The digital rabbit hole of misinformation can seem rather benign in nature to the casual user who only gives it a cursory glance and knows how to distinguish it from scientific truth, but within it belies the much more dangerous notion that modern medicine cannot be trusted. The baseless claims across NaturalNews and Telegram that half the population will die as a result of the COVID-19 mRNA-based vaccine are grounded in emotional mistrust and fear rather than scientific facts and data across a plethora of experimental iterations.
In fact, data from the clinical trials of multiple different vaccines have proven to be exactly the opposite, at high efficacy rates between 76% and 95% across a diverse profile of populations of varying ages, underlying conditions, and ethnicities. The author of this post also makes the unfounded claim that the mRNA-based COVID-19 vaccine is a gene injection, which is simply untrue. If that were the case, those who have genetic illnesses that require gene therapy would simply have their problems solved by a simple injection into the bloodstream and moved on to living ordinary lives.
The mRNA-based coronavirus vaccine does not in any way, shape, or form, alter individual DNA or inject genes into the body.
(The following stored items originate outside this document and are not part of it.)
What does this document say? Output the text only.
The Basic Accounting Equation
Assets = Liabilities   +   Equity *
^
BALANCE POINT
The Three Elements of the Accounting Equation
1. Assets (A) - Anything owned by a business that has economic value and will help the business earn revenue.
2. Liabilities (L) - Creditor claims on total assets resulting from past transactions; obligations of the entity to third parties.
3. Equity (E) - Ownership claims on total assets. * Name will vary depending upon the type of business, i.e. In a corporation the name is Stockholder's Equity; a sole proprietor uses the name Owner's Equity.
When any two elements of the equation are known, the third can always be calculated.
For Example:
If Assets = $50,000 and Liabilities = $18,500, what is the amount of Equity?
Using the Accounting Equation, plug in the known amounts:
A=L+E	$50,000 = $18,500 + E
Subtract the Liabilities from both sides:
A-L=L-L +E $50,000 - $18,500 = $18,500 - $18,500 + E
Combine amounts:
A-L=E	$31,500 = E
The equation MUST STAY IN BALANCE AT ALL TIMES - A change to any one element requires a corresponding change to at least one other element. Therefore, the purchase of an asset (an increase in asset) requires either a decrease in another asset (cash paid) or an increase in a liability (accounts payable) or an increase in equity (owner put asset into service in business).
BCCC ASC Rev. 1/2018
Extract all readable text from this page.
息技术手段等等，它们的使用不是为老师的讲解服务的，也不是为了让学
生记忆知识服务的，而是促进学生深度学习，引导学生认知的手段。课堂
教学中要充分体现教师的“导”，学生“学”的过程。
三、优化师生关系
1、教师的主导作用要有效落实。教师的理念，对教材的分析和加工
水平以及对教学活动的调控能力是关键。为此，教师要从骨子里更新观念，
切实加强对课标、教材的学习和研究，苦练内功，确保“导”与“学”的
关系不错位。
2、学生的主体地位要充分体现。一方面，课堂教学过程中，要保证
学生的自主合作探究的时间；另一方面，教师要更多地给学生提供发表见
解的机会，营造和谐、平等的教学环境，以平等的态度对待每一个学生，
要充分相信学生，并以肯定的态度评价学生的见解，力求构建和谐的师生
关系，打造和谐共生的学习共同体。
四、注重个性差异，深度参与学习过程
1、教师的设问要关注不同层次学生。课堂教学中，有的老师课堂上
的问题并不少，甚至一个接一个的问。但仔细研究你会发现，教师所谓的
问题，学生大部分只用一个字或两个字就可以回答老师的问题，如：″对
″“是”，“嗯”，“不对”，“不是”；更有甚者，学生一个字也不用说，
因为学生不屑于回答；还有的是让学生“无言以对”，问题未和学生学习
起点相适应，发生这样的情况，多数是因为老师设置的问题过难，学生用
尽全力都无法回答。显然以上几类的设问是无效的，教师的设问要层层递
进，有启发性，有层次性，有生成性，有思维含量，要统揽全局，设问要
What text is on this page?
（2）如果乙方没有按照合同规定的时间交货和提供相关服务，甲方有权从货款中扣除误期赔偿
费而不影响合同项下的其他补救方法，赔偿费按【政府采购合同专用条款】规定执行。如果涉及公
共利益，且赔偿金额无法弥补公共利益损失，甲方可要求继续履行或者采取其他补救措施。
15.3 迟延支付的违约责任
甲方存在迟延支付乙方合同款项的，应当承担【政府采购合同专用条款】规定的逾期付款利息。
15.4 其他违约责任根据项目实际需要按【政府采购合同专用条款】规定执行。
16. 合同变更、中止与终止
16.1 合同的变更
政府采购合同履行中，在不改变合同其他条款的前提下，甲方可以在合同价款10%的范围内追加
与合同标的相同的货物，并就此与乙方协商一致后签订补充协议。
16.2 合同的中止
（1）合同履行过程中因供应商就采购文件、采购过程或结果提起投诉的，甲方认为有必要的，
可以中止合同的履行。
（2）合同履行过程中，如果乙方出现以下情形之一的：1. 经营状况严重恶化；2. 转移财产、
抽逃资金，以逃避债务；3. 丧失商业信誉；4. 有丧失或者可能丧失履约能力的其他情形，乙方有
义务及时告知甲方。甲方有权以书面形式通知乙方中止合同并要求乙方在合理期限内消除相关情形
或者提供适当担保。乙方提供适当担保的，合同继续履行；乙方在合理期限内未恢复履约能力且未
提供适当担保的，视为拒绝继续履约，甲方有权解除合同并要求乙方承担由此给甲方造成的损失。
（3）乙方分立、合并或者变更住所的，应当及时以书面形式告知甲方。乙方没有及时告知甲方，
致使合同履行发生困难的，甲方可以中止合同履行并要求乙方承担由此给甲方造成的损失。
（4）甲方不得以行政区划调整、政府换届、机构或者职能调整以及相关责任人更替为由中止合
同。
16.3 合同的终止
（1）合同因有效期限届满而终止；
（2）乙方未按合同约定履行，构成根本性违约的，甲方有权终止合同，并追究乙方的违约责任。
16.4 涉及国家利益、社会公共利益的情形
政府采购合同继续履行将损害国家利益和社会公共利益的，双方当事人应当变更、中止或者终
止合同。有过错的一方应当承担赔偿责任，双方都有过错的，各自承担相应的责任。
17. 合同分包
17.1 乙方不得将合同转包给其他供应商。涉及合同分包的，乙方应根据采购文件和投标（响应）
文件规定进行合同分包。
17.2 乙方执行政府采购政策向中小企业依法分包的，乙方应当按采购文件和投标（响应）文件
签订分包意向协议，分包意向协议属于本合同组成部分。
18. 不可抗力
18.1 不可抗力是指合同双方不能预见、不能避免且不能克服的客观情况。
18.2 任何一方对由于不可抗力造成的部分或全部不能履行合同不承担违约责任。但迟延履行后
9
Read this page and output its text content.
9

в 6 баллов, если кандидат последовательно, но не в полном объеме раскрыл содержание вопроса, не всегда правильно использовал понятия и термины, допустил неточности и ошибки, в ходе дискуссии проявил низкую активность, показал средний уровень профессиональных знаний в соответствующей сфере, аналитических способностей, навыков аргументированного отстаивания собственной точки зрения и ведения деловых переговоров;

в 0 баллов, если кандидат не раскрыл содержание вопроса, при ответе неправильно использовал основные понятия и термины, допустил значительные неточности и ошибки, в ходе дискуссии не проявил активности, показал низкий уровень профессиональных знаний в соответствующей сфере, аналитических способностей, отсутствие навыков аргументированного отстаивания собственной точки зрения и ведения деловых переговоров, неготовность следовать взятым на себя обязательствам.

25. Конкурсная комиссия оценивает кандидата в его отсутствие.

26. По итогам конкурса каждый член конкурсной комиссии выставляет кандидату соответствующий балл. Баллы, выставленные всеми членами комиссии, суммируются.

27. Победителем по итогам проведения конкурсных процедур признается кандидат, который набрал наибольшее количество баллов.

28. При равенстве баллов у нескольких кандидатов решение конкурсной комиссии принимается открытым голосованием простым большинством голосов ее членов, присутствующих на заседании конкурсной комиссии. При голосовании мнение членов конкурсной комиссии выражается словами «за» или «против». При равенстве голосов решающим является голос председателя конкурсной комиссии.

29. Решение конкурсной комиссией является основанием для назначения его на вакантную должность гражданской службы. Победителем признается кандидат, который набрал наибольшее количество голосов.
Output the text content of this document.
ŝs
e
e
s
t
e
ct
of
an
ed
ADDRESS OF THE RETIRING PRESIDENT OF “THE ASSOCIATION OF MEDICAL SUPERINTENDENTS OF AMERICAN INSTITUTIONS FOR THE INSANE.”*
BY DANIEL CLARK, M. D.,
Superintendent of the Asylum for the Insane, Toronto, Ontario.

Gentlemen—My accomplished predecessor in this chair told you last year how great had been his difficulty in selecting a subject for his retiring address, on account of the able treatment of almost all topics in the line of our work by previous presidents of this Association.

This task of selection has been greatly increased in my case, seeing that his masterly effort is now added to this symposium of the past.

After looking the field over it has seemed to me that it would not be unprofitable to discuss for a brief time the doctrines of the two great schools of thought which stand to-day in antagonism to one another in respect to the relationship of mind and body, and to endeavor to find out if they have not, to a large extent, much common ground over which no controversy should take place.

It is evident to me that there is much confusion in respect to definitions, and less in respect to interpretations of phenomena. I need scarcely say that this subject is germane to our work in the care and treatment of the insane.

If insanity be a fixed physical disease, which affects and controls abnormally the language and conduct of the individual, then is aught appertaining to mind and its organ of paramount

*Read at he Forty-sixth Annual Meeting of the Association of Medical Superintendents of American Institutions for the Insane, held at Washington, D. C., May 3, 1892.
Instead, it delivers the instructions for making viral proteins to the cells, triggering an immune response in which the immune system then responds to these proteins and develops the ability to react to future infections with the COVID-19 pathogen.
Furthermore, lipid nanoparticles are used as delivery vehicles for the vaccine and do not have harmful effects on the body, while gold nanoparticles are important for allowing quick detection of viral load without the need for advanced laboratory testing and equipment, which is particularly crucial for underserved populations that may not have access to the state of the art facilities.
The mRNA-based vaccines also cannot induce COVID-19 in the injected body simply because they do not carry the full information for cells to make the SARS-CoV-2 virus. The oh-so-ominous “Zytokinsturm” the Telegram poster warn their readers about will not come because it doesn’t exist (neither does mRNA death), as cytokines are simply a very loose, broad categorization for proteins secreted by the immune system that play a role in various cell signalling pathways.